Enfin, M. Pierre Lyon-Caen, avocat général à la Cour de cassation, chargé du suivi de la réforme des tribunaux de commerce dans le cabinet de M. Robert Badinter a affirmé que tous les juges échevins européens (Allemagne, Belgique...), interrogés à l'époque par le ministère de la justice, avaient déclaré se sentir sur un pied d'égalité avec les magistrats professionnels lors des délibérés.

Les juges consulaires ont tout à gagner d'une telle réforme, d'autant qu'à la présence des magistrats professionnels correspondrait leur intégration aux chambres commerciales des cours d'appel.

Ces magistrats seraient des conseillers de cour d'appel de plein exercice. Il s'agirait d'une sorte de tour extérieur qui ne serait pas uniquement réservé à des juges consulaires en fin de carrière. L'ouverture des cours d'appel a déjà commencé de manière embryonnaire, à Lyon par exemple, mais les conseillers n'ont qu'une voix consultative. À terme, l'échevinage devrait être également instauré en cassation ; M. Michel Armand-Prévost, vice-président honoraire du tribunal de commerce de Paris, siège déjà à la chambre commerciale de la Cour de cassation.

Aujourd'hui, la question est donc de rendre viable, réalisable, cette réforme de l'échevinage en matière commerciale. Quelles sont les conditions de faisabilité d'un tel projet ?

· Les conditions de réussite

L'instauration de l'échevinage a des conséquences budgétaires quasi-indolores pour les contribuables. Dans le cadre d'une refonte en profondeur de la carte consulaire et d'un échevinage limité aux chambres spécialisées dans les procédures collectives, les créations de postes de magistrats professionnels iraient, d'après les projections des observateurs les plus autorisés, de 100 à 150, sachant que le coût budgétaire pour un magistrat s'élève à 330 000 francs par an. En effet, avec le maintien d'environ 150 tribunaux de commerce, il serait nécessaire d'en spécialiser une centaine, soit un par département, dans les procédures collectives. Les chambres spécialisées dans le contentieux seraient donc de 100 à 150, et un juge professionnel siégerait dans chacune de ces chambres.

Les projections réalisées par la commission font apparaître que l'échevinage intégral à carte judiciaire inchangée ne coûterait au budget de l'État que 170 millions de francs, soit à peine 50 millions de francs de plus que cce que rapportent aux greffes privés les recetttes télématiques indues ! Il est donc possible en tenant compte de l'impact d'une réforme de la carte judiciaire, que la Conférence générale appelle de ses voeux, d'autofinancer l'échevinage ainsi que l'entrée en vigueur des garanties d'impartialité au profit des justiciables. Il n'y aura d'ailleurs pas à affronter l'absence bien hypothétique de problème de motivation chez les juges professionnels. À Strasbourg, la commission d'enquête a constaté que la présidence de chambre commerciale était considérée chez les magistrats professionnels comme un poste intéressant et était particulièrement recherché.

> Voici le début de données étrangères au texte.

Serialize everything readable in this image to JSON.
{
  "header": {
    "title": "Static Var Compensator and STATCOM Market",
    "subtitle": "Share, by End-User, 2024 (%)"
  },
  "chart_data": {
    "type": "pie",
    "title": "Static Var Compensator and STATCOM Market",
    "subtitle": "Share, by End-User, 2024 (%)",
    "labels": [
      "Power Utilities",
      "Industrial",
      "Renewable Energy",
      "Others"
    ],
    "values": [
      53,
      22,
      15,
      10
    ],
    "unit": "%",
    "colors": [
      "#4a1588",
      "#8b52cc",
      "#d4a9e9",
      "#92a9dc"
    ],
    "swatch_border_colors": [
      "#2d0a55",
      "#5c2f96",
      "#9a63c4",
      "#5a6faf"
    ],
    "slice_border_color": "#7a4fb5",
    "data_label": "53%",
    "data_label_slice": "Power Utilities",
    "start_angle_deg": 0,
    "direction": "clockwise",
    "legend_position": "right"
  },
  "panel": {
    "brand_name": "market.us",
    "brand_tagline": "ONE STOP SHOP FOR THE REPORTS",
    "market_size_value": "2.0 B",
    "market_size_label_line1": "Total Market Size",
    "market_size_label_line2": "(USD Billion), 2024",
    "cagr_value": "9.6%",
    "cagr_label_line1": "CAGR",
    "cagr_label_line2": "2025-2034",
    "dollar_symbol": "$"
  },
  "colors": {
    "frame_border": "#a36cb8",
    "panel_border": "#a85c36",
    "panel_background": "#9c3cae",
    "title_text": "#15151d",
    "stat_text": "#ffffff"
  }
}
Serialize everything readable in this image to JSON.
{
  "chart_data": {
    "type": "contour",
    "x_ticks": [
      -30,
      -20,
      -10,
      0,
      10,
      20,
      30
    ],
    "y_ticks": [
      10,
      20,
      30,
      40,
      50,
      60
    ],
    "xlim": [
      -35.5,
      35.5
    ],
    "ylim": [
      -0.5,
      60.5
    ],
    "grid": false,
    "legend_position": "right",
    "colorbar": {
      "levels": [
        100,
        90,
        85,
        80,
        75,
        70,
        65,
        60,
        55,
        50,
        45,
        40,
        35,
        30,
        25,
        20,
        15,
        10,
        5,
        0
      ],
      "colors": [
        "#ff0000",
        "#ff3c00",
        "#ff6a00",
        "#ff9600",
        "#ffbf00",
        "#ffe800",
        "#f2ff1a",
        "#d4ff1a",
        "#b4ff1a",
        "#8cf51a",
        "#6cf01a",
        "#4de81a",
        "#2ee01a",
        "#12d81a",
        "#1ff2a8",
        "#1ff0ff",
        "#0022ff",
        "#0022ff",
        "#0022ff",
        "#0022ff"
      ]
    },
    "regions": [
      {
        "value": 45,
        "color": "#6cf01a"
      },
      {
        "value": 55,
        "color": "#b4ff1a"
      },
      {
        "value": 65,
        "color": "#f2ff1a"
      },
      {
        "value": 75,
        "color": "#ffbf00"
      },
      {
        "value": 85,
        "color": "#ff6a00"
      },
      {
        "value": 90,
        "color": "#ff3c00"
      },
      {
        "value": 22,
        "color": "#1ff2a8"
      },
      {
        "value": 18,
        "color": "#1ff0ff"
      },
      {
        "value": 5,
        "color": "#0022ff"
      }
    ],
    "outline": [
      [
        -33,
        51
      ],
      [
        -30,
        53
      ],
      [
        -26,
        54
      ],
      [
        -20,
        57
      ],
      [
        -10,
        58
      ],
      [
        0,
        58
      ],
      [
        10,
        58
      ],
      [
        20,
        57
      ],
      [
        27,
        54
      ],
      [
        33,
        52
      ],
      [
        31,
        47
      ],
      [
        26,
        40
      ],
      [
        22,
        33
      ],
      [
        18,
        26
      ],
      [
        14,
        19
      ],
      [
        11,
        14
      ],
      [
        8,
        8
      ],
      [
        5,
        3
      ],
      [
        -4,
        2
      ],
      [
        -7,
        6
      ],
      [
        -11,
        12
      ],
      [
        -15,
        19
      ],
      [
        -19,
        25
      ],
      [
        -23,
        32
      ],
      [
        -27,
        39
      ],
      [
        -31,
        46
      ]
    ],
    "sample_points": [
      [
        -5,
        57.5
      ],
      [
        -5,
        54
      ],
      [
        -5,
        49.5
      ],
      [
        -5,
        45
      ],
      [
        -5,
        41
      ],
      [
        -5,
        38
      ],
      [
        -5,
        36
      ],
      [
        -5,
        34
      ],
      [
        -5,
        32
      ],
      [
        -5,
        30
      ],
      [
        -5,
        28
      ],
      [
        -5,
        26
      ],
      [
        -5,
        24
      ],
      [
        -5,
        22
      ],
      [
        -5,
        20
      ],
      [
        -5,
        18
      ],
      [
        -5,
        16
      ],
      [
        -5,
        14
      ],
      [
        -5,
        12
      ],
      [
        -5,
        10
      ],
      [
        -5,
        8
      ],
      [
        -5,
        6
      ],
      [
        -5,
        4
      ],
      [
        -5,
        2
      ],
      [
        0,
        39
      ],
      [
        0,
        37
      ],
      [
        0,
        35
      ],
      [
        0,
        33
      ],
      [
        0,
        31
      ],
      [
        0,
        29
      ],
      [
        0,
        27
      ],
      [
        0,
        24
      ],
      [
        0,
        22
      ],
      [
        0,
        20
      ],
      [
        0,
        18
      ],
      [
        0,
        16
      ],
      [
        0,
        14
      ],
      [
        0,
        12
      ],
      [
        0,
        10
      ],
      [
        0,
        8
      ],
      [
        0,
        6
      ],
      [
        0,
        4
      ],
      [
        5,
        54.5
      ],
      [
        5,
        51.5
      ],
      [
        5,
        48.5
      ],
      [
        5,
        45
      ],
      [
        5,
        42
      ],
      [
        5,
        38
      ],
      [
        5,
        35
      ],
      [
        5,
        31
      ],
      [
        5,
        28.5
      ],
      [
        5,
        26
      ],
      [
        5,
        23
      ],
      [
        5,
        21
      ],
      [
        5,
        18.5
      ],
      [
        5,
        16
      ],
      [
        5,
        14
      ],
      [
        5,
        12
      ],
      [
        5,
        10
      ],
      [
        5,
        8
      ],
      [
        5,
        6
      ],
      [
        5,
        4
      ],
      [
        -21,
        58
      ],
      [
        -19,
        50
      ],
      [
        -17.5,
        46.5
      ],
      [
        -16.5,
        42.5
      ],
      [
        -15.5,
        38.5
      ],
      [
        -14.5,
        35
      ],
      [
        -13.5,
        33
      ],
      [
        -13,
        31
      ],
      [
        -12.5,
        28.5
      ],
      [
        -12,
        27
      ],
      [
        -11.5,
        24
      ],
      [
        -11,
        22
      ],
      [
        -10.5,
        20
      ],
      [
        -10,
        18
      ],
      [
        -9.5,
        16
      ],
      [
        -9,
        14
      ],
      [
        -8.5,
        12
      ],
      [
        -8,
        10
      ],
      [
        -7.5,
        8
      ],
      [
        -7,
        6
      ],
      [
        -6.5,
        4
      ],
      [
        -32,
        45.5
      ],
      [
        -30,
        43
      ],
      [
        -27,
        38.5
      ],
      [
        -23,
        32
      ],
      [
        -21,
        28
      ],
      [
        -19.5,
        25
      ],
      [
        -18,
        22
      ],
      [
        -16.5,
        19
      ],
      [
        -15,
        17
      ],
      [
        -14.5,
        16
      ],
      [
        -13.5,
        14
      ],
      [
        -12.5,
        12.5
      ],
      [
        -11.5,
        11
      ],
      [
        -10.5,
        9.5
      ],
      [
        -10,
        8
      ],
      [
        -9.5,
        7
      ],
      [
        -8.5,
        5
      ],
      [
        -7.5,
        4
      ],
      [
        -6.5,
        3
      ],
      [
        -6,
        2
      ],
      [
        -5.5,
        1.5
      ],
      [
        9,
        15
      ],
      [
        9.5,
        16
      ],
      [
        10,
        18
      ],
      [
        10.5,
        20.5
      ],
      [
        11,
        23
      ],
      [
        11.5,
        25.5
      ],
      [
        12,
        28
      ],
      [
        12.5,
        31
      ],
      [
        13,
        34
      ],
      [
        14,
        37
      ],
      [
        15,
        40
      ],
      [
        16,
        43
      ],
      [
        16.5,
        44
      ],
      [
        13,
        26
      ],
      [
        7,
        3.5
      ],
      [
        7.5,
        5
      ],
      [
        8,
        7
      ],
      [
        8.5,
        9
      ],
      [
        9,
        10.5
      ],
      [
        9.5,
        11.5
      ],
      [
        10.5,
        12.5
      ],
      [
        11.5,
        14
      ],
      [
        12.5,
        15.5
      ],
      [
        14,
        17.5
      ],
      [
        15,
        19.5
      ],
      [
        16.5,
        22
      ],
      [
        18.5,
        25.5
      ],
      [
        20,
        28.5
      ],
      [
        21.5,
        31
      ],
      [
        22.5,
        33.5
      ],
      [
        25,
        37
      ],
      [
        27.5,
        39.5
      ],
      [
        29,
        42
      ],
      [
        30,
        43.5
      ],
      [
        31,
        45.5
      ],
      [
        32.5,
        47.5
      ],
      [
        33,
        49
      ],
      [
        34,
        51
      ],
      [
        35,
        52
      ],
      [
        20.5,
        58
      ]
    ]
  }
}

L'échevinage suppose également que l'on améliore de manière substantielle la formation économique des magistrats professionnels. Le CNPF insiste sur la nécessité de les sensibiliser au facteur « temps », essentiel dans la vie de l'entreprise. Un effort considérable doit donc être réalisé dans ce domaine et surtout au niveau de la formation initiale à l'ENM (École nationale de la magistrature). Jusqu'à aujourd'hui, l'ENM a eu pour objectif de transformer des théoriciens du droit en praticiens du droit ; elle doit désormais avoir pour objectif d'initier les jeunes magistrats aux pratiques économiques, par exemple, par un stage de longue durée en entreprise dans le cadre de la scolarité.

Enfin, le système de l'échevinage alsacien-mosellan comporte deux faiblesses qu'il faut éviter.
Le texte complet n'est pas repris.